By focusing on soil health practices in the least productive parts of a field, McMichen increases productivity across the field.
"We want to be as productive as the highest production part of the field, so by getting a broad picture, it helps us to know what to do to help the soil," McMichen said.
"We are big proponents of using poultry litter. Poultry litter is a hundred percent natural, and there are components in poultry litter that cannot be bought from commercial fertilizer."
McMichen generally applies two and a half tons for blanket coverage of poultry litter every year.
"By doing this, it has kept our fertility levels at an adequate state, but in studying the grid samples, we can identify the different nuances we need to finetune in the process," he said. "Accordingly, we may adjust the rate some. Remember, everything starts with the soil."
Pulling nitrogen rates back
Mead Hardwick, the second panelist, is a partner in Hardwick Planting Company along with his brother, father, and mother in Newellton, La.
"I am a fourth-generation cotton farmer in northeast Louisiana," Hardwick said. "Two big aspects of our farm are minimum tillage and cover crops. We can't quite go no-till because of the amount of rainfall we get, but we do well with minimum tillage."
Hardwick does soil testing and full variable-rate fertility to apply only what is necessary for the crop for the upcoming year. He said nutrient management has helped them to not need as much nitrogen applied as they once did.
"Where we have extensive cover crops, good water infiltration, and better organic matter, we're seeing better yields, especially in cotton as well as corn," he said. "We're constantly pulling nitrogen rates back, and we're seeing the difference more significantly in cotton than any other crop."
This year, they put down about 80-90 pounds of nitrogen to produce almost a 1,300-pound crop.

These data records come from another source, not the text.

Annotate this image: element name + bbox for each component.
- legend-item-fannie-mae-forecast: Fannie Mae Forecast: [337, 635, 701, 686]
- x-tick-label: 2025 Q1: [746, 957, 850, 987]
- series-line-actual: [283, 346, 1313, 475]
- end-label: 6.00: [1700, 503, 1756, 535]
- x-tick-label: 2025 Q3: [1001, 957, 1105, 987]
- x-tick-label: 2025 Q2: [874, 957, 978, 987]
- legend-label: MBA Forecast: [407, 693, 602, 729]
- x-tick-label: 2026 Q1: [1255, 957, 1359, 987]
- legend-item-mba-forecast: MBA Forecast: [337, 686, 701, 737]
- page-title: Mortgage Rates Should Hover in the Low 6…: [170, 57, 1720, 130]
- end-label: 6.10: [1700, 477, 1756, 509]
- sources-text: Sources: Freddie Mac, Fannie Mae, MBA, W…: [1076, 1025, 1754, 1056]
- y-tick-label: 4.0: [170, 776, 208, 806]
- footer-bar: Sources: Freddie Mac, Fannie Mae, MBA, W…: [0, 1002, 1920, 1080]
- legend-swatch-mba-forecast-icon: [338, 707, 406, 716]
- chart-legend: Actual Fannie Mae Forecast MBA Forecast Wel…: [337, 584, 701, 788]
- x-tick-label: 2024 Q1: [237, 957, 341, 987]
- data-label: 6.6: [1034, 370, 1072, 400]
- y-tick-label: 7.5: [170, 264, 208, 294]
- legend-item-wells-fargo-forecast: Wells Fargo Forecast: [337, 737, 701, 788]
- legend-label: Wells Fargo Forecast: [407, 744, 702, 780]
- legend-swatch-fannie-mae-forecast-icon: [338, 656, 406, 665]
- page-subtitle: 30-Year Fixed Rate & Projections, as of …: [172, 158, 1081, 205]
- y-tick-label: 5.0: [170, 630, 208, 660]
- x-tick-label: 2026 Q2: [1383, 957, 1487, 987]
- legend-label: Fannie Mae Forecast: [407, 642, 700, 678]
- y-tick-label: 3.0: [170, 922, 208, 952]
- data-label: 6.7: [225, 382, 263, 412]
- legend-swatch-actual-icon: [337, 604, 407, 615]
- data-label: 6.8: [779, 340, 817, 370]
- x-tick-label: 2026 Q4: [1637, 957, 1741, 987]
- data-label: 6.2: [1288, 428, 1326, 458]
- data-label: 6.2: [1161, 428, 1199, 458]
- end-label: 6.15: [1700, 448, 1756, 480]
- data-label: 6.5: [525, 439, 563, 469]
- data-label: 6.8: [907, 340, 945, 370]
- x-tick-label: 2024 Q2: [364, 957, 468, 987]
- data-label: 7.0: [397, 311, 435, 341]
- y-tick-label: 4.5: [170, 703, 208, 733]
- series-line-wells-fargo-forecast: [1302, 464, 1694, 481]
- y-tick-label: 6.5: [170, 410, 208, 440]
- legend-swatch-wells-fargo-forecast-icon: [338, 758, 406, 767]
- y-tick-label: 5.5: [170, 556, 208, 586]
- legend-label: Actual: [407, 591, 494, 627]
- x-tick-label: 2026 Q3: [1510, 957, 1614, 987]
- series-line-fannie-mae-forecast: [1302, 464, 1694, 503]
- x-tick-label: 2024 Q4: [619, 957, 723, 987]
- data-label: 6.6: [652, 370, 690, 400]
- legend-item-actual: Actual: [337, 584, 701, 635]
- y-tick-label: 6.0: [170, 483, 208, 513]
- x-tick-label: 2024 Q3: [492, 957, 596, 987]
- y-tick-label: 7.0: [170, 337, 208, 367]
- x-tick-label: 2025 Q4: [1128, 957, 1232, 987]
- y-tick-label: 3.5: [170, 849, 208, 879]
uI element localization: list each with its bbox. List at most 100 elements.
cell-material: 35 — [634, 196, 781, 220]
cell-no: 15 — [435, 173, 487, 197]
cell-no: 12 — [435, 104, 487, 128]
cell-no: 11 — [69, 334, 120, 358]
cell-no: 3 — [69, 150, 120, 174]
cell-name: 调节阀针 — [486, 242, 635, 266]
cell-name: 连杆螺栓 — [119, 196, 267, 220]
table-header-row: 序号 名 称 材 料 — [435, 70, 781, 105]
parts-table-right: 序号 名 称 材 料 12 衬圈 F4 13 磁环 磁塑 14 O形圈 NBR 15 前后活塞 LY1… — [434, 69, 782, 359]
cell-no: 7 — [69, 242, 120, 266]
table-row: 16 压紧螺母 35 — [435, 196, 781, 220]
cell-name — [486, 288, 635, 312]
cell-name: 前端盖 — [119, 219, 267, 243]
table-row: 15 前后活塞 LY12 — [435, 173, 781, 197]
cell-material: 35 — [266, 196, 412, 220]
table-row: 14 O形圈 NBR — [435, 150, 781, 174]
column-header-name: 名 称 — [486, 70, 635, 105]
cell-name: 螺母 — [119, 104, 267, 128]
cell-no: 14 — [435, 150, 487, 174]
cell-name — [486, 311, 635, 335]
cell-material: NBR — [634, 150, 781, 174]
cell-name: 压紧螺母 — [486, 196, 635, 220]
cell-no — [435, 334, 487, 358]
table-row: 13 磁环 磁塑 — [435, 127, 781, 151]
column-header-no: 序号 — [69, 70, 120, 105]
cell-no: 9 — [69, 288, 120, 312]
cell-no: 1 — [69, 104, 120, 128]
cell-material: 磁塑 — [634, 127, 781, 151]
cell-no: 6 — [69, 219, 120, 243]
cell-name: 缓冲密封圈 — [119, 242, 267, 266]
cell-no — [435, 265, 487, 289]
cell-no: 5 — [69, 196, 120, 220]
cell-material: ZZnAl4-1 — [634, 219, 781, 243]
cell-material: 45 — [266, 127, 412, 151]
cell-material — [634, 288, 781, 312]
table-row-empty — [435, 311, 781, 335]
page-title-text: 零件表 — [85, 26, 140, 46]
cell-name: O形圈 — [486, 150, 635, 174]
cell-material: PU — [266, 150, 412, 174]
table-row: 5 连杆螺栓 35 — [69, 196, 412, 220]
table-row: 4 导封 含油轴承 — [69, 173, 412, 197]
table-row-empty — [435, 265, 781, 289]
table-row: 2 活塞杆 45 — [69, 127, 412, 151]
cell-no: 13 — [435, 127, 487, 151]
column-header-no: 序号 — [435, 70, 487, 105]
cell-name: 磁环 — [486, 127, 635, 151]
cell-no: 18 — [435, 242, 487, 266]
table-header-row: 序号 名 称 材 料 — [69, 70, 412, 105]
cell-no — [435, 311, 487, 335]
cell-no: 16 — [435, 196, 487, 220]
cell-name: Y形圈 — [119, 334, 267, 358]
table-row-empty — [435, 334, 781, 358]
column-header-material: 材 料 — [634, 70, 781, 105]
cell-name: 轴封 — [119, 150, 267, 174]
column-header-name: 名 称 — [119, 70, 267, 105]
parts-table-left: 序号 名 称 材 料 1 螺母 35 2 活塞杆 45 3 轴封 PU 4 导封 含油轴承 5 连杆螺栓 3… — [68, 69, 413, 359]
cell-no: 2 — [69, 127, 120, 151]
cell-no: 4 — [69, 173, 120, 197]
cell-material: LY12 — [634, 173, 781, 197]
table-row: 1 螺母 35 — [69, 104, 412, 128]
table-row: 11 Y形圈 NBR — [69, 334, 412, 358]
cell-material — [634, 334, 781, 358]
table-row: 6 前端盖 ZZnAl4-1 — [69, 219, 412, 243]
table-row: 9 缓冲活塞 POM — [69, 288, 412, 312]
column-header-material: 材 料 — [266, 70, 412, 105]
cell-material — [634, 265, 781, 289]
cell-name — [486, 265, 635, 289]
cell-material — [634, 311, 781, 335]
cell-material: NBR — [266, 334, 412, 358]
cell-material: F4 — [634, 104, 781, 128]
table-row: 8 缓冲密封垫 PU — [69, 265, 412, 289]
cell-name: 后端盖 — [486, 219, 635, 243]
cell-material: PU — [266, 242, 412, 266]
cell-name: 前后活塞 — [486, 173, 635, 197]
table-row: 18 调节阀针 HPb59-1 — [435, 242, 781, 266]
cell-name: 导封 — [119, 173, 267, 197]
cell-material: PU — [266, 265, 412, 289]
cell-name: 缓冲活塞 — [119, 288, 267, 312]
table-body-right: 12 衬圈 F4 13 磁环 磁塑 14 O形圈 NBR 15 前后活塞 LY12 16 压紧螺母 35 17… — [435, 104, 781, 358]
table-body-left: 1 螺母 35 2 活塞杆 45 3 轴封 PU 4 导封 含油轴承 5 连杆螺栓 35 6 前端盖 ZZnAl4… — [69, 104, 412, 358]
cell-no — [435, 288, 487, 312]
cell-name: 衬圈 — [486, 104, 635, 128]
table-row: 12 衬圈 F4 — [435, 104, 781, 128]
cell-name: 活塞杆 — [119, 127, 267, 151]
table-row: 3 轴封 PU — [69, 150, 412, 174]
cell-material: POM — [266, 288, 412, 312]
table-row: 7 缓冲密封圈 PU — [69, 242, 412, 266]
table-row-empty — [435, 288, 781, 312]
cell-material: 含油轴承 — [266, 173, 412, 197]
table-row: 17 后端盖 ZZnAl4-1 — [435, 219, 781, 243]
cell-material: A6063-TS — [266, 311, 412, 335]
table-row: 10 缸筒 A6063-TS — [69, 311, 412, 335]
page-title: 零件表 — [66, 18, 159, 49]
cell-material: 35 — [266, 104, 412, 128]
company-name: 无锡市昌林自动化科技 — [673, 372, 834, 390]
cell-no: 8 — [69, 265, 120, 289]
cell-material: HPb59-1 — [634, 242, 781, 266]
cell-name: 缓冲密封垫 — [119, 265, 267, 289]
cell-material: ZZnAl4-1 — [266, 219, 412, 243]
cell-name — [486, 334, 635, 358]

"Just in the last couple of years, we started grid sampling," Hardwick said. "We've gone full variable rate with our P and K macronutrients, and we're able to put those out in the fall. Then we reshape our beds with the cover crop, and we know those nutrients are going to still be there in the spring when we're ready to plant our crop."
Practices over products
From the panhandle of Texas, R.N. Hopper is a third-generation cotton farmer from Petersburg, Texas, which is about 40 miles northeast of Lubbock.
"We grow cotton, corn, and wheat and have utilized no-till production practices since 2006," said Hopper, the third panelist. "We rotate to bring a lot of diversity in our systems, and we utilize cover crops. For us, conservation has been its own reward, and it's led to reduced input costs and higher yields. It's allowed us to continually do more with less."
Hopper said there are no substitutes for good practices.
"A lot of times people tend to lean heavily on products, but products are not practices," he said. "Products are sometimes useful and sometimes helpful, but practices are what builds soil health, not products."
One of the practices that Hopper is getting started with on a large scale is pasture cropping.
"We have a field where we planted a summer dormant, winter perennial," he said. "Once it is established, we hope to be able to pasture crop that in ultra-wide row cotton to try to shift away from cover crops into more of a permaculture approach."
Hopper added to a couple of topics McMichen and Hardwick discussed.
"I liked what Nick McMichen was talking about with building up the weaker parts of the field," Hopper said. "A lot of people try to strengthen and enhance the strongest parts of the field and then pull back the resources on the weaker parts of the field.
"However, cotton is unique in that it doesn't always respond positively to inputs. I think McMichen's strategy in identifying the problem areas and lifting the production on those is a much better approach.
"As Mead Hardwick said, we're also not using near as much nitrogen as we once did. We've been on a journey to eliminate the use of nitrate fertilizers. We still use AMS among other things, such as compost and ammonium sulfate. The first nutrient a farmer typically reaches for is nitrogen, but needing more nitrogen is rarely the solution."